By Maria Gallagher, legislative director, Pennsylvania Pro-Life Federation
Roe v. Wade, the most famous U.S. Supreme Court decision since Dred Scott v. Sandford, is now turning a decidedly gray 41 years of age. The inescapable fact is that the ruling has been with us for a long time—more than one generation, if you use the Oxford Dictionaries definition of a generation being about 30 years.
So millions upon millions Americans have grown up with Roe, raising the natural question, “When did you learn that this thing known as legal abortion existed?”
For me, it was a Sunday, circa sixth grade, when I saw poster-sized pictures of unborn babies in the church vestibule. Why were they there, I asked? I heard it was because of abortion—that people were actually taking the lives of babies who, up until that point, were living peacefully in their mothers’ bellies.
The questions that arose in my eleven-year-old mind were: Why would anyone do that? And why was this terrible thing allowed to go on?
Flash forward to my adult self: Sitting in another church, a couple of days after Christmas, I was privileged to hear what many in the congregation said was one of the best sermons they had ever witnessed. The wise pastor said something so profound, yet so utterly simple: The reason, he said, that unborn children were allowed to die from abortion was because of politics.
A priceless human being sacrificed on the altar of pro-abortion politics. So unjust, so inhumane, and so incredibly un-American.
When we talk about the impact of Roe and its largely overlooked companion case, Doe v. Bolton, the most astounding aspect is this: More than 56 million U.S. citizens have died as a result of these two devastating 1973 court decisions, authored by Justice Harry Blackmun. It’s an unfathomable figure.
Consider, for instance, that statistics from the American Cancer Society indicate about a half-million people will tragically die from cancer in a given year. Based on the figures reported by abortion facilities themselves, more than 1.2 million children will die from abortion on an annual basis. And they’re kids, for crying out loud.
Add to that the collateral damage which is only gradually becoming known: the women who have died either directly following a surgical or chemical abortion, or indirectly from substance abuse or suicide. Or the women who, like many women who have lost a child, feel that “part of themselves died” after their abortions.
Strong evidence also suggests that Roe has corrupted relationships—especially between men and women. A generation of women who grew up singing Mariah Carey’s “Always Be My Baby” quickly learned that the feelings of their boyfriends were not mutual, particularly when an actual baby was involved. They had given their all to a relationship only to learn that not all of themselves had been accepted. Desperate to try to salvage their romantic relationship, they turned to abortion only to learn that along with their baby the relationship, too, would die.
Once their boyfriends learned of their pregnancies, they were essentially told, “You’re on your own, kid.” This calls to mind the survey of post-abortive women which stunningly revealed that, if one person—just one person—had offered support, the respondents would not have chosen abortion.
Research has indicated that as many as 60 percent of women may, in fact, be pressured to abort—by boyfriends, parents, friends. So they are choosing what others want—rather than what they want for themselves.

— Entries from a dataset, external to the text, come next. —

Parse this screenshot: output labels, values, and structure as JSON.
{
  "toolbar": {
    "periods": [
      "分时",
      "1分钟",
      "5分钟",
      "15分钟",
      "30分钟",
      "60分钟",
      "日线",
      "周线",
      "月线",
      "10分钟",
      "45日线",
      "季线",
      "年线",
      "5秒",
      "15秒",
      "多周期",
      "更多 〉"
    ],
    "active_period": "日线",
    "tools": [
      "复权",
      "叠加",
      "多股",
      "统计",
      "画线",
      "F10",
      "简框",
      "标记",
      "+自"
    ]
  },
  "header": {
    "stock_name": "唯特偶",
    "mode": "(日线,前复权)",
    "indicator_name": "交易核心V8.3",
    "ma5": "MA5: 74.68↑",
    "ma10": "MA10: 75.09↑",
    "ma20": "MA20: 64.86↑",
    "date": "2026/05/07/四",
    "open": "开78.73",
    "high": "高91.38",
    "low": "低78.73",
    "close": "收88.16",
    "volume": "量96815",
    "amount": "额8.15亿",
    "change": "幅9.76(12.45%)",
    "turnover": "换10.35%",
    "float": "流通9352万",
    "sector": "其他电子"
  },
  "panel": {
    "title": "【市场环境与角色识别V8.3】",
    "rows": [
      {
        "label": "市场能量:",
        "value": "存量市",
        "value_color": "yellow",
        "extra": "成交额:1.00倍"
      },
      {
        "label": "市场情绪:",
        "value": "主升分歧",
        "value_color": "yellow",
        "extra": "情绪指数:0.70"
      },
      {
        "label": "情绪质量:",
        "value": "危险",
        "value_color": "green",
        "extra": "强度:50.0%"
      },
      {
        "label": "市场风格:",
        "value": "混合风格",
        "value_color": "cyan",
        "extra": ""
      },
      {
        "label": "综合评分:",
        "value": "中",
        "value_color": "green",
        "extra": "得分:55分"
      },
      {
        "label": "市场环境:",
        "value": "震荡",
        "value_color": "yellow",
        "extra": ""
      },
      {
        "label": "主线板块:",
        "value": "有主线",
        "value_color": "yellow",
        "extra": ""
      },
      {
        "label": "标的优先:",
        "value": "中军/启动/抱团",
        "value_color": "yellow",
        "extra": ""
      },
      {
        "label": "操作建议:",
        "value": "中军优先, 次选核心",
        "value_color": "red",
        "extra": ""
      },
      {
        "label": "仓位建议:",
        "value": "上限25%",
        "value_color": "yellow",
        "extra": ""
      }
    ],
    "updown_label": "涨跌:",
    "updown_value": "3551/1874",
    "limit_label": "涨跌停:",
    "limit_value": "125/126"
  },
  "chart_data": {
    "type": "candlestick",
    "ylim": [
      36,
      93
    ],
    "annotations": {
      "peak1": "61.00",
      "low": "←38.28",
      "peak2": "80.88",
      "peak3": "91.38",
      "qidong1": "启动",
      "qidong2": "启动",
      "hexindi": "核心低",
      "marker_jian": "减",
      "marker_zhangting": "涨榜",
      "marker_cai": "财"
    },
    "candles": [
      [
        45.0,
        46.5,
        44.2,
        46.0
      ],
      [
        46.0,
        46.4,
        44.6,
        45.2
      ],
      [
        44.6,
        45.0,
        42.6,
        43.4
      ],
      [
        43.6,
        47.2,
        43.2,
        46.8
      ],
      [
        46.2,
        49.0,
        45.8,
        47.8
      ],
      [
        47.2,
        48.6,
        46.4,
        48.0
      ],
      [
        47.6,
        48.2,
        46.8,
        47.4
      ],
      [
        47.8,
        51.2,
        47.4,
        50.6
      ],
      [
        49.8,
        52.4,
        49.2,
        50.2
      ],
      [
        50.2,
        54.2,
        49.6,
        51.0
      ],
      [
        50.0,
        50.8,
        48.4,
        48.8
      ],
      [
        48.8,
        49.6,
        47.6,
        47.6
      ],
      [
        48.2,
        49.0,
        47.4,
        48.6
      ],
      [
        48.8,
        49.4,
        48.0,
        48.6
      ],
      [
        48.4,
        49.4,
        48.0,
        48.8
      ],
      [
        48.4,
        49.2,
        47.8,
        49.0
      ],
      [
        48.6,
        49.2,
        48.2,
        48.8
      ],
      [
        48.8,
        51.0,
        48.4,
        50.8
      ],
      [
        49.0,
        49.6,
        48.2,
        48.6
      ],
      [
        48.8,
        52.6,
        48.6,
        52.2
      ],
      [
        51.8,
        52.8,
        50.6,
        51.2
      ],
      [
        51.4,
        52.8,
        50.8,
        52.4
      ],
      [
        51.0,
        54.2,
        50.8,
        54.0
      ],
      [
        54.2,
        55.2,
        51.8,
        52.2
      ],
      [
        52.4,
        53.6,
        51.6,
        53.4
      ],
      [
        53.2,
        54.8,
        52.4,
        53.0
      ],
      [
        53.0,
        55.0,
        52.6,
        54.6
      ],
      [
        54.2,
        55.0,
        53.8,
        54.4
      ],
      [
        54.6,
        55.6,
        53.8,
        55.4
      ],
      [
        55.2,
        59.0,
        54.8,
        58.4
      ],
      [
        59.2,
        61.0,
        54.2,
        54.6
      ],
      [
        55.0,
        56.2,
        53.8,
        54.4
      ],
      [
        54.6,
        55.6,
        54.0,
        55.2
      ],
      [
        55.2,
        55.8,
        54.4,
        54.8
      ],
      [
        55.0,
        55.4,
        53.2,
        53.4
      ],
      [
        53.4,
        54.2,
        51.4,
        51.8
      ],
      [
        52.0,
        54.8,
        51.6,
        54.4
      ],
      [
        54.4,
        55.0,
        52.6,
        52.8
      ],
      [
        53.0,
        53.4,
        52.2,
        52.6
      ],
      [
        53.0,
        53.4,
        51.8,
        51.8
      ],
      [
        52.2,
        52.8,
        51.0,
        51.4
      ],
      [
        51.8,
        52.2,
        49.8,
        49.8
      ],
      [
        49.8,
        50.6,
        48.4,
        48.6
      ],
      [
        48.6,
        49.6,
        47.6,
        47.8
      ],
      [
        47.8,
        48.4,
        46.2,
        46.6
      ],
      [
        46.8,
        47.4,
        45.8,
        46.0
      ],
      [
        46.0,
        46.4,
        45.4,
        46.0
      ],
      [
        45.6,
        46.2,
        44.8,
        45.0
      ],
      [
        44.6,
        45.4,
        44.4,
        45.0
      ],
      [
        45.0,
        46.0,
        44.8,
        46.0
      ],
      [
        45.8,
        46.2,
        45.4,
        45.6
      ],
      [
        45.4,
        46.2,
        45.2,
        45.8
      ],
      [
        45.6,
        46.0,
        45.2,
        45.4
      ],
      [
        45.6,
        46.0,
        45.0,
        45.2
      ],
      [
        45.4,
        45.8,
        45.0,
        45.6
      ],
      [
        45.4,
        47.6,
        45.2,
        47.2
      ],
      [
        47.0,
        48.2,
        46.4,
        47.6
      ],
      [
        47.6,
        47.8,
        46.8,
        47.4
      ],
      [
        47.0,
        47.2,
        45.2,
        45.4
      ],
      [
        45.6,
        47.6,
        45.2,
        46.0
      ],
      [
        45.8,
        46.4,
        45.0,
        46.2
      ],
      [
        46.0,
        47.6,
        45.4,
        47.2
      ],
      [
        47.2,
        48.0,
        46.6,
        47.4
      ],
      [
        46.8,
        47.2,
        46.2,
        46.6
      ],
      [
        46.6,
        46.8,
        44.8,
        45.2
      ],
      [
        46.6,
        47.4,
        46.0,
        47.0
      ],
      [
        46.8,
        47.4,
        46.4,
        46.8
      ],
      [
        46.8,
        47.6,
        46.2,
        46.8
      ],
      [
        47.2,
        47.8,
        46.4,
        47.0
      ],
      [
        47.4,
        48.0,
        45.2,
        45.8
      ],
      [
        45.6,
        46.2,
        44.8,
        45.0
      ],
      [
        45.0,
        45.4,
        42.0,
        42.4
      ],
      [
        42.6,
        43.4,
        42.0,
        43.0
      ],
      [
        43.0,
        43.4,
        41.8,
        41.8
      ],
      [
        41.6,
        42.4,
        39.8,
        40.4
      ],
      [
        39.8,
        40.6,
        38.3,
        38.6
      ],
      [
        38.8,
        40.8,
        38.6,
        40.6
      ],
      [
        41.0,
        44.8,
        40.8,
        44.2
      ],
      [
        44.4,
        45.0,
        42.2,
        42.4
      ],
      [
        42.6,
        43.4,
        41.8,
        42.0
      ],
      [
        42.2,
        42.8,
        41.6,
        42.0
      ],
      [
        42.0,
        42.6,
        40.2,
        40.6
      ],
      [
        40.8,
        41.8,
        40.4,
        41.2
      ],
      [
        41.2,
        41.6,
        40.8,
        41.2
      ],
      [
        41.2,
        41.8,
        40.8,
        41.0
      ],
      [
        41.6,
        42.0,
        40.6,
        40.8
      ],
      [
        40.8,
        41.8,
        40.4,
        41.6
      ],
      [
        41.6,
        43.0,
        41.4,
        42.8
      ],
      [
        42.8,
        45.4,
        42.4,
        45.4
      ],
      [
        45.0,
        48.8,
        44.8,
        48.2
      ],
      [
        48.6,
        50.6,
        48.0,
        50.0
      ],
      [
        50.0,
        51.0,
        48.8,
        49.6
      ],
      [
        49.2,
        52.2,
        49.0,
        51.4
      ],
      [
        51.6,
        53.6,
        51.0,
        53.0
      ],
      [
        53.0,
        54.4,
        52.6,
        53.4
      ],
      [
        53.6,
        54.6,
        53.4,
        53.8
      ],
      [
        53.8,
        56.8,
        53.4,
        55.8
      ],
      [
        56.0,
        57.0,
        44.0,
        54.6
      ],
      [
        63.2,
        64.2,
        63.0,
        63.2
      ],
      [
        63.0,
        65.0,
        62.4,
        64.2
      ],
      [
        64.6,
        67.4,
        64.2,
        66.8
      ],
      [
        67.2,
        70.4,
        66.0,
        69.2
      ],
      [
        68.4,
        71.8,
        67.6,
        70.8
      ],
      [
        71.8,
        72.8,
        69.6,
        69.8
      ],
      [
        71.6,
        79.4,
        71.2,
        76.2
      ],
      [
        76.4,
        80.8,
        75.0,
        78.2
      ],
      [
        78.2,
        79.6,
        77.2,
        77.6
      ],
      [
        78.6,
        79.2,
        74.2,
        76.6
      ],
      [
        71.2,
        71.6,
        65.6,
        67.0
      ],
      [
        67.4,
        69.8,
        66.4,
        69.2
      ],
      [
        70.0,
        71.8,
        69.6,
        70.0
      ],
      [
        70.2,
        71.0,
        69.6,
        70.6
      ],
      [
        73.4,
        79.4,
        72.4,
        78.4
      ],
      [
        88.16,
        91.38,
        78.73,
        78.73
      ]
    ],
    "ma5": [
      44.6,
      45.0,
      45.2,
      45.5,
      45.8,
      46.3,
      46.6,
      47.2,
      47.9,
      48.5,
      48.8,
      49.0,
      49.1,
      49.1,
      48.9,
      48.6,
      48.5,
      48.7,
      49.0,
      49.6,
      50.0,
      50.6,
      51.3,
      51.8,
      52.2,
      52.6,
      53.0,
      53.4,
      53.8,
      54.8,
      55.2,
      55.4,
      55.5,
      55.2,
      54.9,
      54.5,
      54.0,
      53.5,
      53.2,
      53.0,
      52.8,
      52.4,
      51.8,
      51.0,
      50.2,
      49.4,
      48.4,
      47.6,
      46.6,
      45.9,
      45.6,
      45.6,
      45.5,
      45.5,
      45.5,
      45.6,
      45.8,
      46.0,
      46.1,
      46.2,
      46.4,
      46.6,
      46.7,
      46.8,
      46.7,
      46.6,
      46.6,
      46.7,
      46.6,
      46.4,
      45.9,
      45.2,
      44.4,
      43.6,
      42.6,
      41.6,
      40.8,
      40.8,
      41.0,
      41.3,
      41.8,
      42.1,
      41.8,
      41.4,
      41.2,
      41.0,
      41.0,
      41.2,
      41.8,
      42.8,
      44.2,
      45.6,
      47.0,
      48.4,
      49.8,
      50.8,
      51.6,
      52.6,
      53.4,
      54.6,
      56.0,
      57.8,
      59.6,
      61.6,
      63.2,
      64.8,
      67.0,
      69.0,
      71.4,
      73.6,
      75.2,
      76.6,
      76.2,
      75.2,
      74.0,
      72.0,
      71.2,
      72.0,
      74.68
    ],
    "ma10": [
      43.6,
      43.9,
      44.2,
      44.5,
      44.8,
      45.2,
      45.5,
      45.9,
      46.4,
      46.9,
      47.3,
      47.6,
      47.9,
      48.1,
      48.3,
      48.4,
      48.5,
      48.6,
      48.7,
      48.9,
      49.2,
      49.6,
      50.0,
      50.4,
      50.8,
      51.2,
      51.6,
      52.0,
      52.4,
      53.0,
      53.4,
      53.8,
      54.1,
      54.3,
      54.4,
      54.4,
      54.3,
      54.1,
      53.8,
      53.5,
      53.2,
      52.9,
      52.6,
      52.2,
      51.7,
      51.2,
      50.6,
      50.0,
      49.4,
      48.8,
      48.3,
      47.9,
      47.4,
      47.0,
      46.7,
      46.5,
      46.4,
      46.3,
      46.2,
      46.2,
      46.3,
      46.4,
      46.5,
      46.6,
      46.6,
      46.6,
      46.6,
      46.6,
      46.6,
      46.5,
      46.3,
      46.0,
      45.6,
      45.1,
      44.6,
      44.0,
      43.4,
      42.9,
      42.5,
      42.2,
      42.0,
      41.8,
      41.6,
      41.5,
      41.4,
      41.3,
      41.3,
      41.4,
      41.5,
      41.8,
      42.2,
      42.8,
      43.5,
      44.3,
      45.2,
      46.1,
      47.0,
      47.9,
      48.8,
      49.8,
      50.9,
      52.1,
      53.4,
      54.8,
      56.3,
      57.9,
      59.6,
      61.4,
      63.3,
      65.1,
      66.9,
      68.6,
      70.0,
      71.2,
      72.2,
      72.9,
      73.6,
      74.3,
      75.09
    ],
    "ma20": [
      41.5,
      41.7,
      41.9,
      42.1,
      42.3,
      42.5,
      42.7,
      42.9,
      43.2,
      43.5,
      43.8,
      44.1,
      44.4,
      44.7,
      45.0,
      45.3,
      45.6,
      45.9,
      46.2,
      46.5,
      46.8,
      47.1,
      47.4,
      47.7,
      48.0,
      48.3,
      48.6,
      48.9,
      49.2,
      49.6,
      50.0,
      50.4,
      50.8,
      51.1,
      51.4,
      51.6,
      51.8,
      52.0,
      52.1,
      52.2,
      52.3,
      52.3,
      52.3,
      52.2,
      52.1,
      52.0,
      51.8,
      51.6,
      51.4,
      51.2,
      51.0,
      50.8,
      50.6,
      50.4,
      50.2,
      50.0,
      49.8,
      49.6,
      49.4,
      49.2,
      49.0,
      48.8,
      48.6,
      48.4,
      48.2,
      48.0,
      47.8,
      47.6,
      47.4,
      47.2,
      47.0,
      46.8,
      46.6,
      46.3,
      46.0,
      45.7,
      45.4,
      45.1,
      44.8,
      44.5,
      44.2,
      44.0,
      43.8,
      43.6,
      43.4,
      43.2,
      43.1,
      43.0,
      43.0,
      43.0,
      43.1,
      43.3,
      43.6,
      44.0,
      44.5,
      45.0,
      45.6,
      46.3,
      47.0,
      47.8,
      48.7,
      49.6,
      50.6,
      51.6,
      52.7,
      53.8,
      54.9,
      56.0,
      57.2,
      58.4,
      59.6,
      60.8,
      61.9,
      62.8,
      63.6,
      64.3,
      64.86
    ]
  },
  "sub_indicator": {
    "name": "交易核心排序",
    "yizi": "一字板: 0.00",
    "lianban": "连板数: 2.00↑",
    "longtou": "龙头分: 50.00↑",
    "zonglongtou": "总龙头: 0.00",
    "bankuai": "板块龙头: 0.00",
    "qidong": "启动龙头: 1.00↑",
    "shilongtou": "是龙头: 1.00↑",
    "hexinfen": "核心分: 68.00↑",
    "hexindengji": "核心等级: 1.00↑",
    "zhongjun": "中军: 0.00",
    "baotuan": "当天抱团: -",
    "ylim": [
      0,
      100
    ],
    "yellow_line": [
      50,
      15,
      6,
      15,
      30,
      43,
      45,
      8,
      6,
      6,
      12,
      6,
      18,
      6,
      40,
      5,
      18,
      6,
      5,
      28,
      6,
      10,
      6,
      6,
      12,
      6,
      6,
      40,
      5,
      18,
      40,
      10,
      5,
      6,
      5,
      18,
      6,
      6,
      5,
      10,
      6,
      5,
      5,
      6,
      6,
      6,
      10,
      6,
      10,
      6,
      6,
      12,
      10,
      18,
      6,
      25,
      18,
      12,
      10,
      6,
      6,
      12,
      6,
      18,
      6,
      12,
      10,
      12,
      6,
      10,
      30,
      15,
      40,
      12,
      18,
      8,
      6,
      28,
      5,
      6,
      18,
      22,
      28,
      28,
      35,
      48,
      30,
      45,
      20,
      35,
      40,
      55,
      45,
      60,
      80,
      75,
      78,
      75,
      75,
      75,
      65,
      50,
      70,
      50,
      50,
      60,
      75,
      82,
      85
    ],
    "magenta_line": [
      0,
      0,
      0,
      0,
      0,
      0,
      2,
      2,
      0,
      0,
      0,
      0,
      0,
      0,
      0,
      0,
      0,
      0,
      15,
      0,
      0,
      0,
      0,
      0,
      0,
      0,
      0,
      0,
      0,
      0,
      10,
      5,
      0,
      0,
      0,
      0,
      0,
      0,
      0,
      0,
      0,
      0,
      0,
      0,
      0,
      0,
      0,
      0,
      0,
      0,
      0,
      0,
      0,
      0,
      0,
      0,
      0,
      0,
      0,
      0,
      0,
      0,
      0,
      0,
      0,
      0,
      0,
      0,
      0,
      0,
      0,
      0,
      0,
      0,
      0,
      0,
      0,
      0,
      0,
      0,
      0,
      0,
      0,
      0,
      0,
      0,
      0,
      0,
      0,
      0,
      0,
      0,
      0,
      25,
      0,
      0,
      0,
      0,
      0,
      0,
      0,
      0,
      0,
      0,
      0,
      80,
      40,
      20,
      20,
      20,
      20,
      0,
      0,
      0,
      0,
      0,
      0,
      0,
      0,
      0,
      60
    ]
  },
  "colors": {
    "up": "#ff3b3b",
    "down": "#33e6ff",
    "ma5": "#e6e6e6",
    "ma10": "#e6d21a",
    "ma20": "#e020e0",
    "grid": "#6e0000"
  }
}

And, of course, the little girl in the womb has no choice at all.
The individual reasons that women give for choosing abortion vary, but it is the politics of destruction that has forced them into such a painful position—the politics that keeps Roe alive, even as so many actual human beings have died.
Roe has given us four decades of broken babies, broken lives, and broken hearts. It is a legal travesty which has led to a social experiment gone terribly wrong.
The fact that more than half a million people are willing to drive all the way to Washington, DC to brave bitter cold to march in opposition to this tragically flawed decision says something about the human spirit. So, too, the thousands who will march at their state capitols.
Even in the face of incredible odds and the politics of despair, the dream of an America in which every child is welcomed, and every woman supported, marches on.
Because there is that innocent child within each of us who cries out, “Why is this terrible thing allowed to go on?” It is the pro-lifer who hears that cry, and is committed to respond with love.